Gambar 7: Garis Jahitan Interuptus
2. Jahitan Kontinu Sederhana
· Jahitan kontinu sederhana merupakan bagian jahitan yang tidak interuptus dari jahitan interuptus sederhana. Jahitan ini dimulai dari jahitan interuptus sederhana, yang diikat namun tidak dipotong. Selanjutnya, lakukan insersi pada kedua batas luka tanpa mengikat dan memotong benang pada setiap akhir jahitan. Jahitan ini diselesaikan dengan menyimpul pada bagian terakhir pada akhir garis jahitan. Jahitan harus diberikan ruang, dan tekanan harus disebarkan di sepanjang garis jahitan. Simpulan dilakukan dengan mengikat antara benang akhir yang tersisa dengan lubang benang yang dibuat pada jahitan terakhir. Gambar di bawah merupakan gambaran garis jahitan kontinu.

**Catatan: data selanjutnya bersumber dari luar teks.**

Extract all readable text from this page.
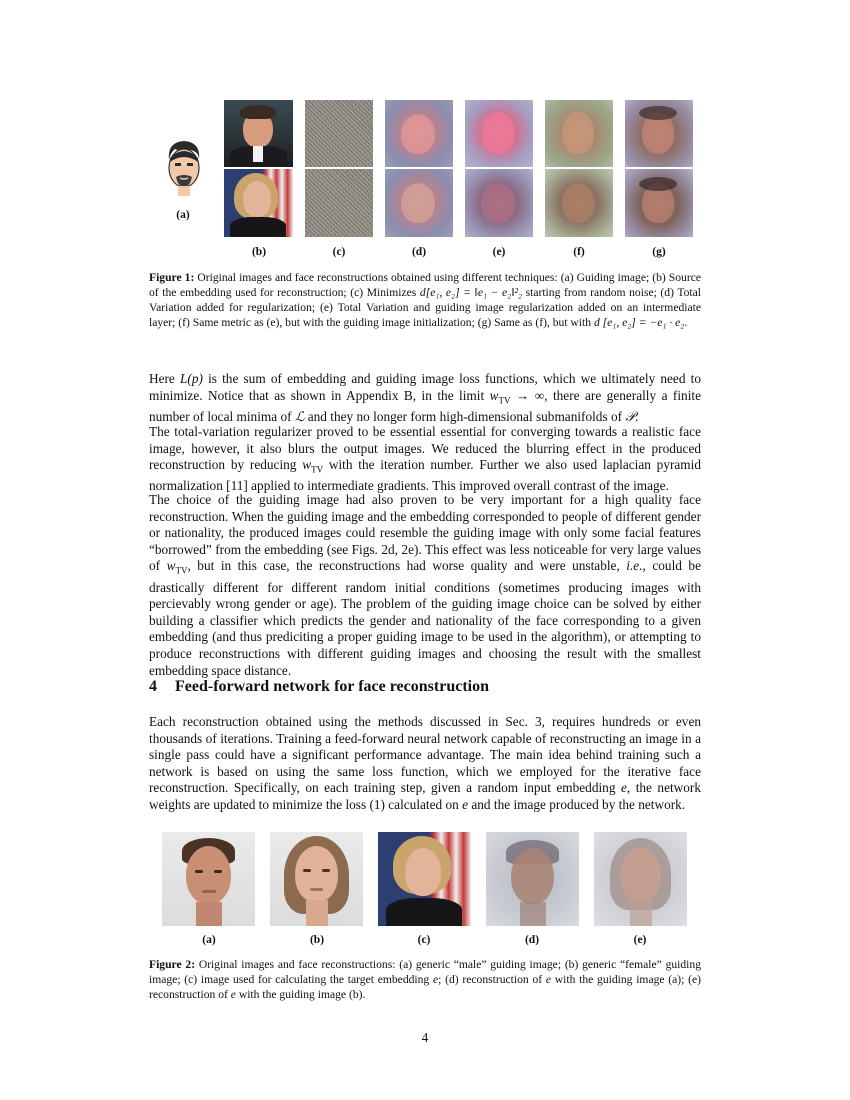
(a)
(b)	(c)	(d)	(e)	(f)	(g)
Figure 1: Original images and face reconstructions obtained using different techniques: (a) Guiding image; (b) Source of the embedding used for reconstruction; (c) Minimizes d[e₁, e₂] = ‖e₁ − e₂‖²₂ starting from random noise; (d) Total Variation added for regularization; (e) Total Variation and guiding image regularization added on an intermediate layer; (f) Same metric as (e), but with the guiding image initialization; (g) Same as (f), but with d [e₁, e₂] = −e₁ · e₂.

Here L(p) is the sum of embedding and guiding image loss functions, which we ultimately need to minimize. Notice that as shown in Appendix B, in the limit $w_{TV}$ → ∞, there are generally a finite number of local minima of ℒ and they no longer form high-dimensional submanifolds of 𝒫.

The total-variation regularizer proved to be essential essential for converging towards a realistic face image, however, it also blurs the output images. We reduced the blurring effect in the produced reconstruction by reducing $w_{TV}$ with the iteration number. Further we also used laplacian pyramid normalization [11] applied to intermediate gradients. This improved overall contrast of the image.

The choice of the guiding image had also proven to be very important for a high quality face reconstruction. When the guiding image and the embedding corresponded to people of different gender or nationality, the produced images could resemble the guiding image with only some facial features “borrowed” from the embedding (see Figs. 2d, 2e). This effect was less noticeable for very large values of $w_{TV}$, but in this case, the reconstructions had worse quality and were unstable, i.e., could be drastically different for different random initial conditions (sometimes producing images with percievably wrong gender or age). The problem of the guiding image choice can be solved by either building a classifier which predicts the gender and nationality of the face corresponding to a given embedding (and thus prediciting a proper guiding image to be used in the algorithm), or attempting to produce reconstructions with different guiding images and choosing the result with the smallest embedding space distance.

4 Feed-forward network for face reconstruction

Each reconstruction obtained using the methods discussed in Sec. 3, requires hundreds or even thousands of iterations. Training a feed-forward neural network capable of reconstructing an image in a single pass could have a significant performance advantage. The main idea behind training such a network is based on using the same loss function, which we employed for the iterative face reconstruction. Specifically, on each training step, given a random input embedding e, the network weights are updated to minimize the loss (1) calculated on e and the image produced by the network.

(a)	(b)	(c)	(d)	(e)
Figure 2: Original images and face reconstructions: (a) generic “male” guiding image; (b) generic “female” guiding image; (c) image used for calculating the target embedding e; (d) reconstruction of e with the guiding image (a); (e) reconstruction of e with the guiding image (b).
4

Gambar 8: Garis Jahitan Kontinu
3. Jahitan Kontinu Terkunci
· Jahitan kontinu sederhana dapat dikunci ataupun tidak. Pada penyimpulan pertama pada jahitan kontinu terkunci diikat sebagai jahitan kontinu tradisional dan kemungkinan dikunci dengan melewatkan needle pada lubang yang dibuat di setiap jahitan. Jahitan ini dikenal dengan jahitan baseball (lihat gambar di bawah) oleh karena tanda akhirnya berupa garis jahitan kontinu terkunci.
Gambar 8: Jahitan Kontinu Terkunci
4. Jahitan Matras Vertikal
· Jahitan Matras vertikal merupakan variasi dari jahitan interuptus sederhana. Jahitan ini terdiri atas jahitan interuptus sederhana yang dilakukan dengan lebar dan kedalaman yang sesuai dengan batas luka dan jahitan keduanya lebih superfisial yang dekat dengan batas luka dan berlawanan arah. Lebar jahitan harus ditingkatkan sesuai dengan proporsi jumlah tekanan luka. Oleh karena itu, semakin tinggi tekanan akan semakin lebar jahitannya (lihat gambar di bawah).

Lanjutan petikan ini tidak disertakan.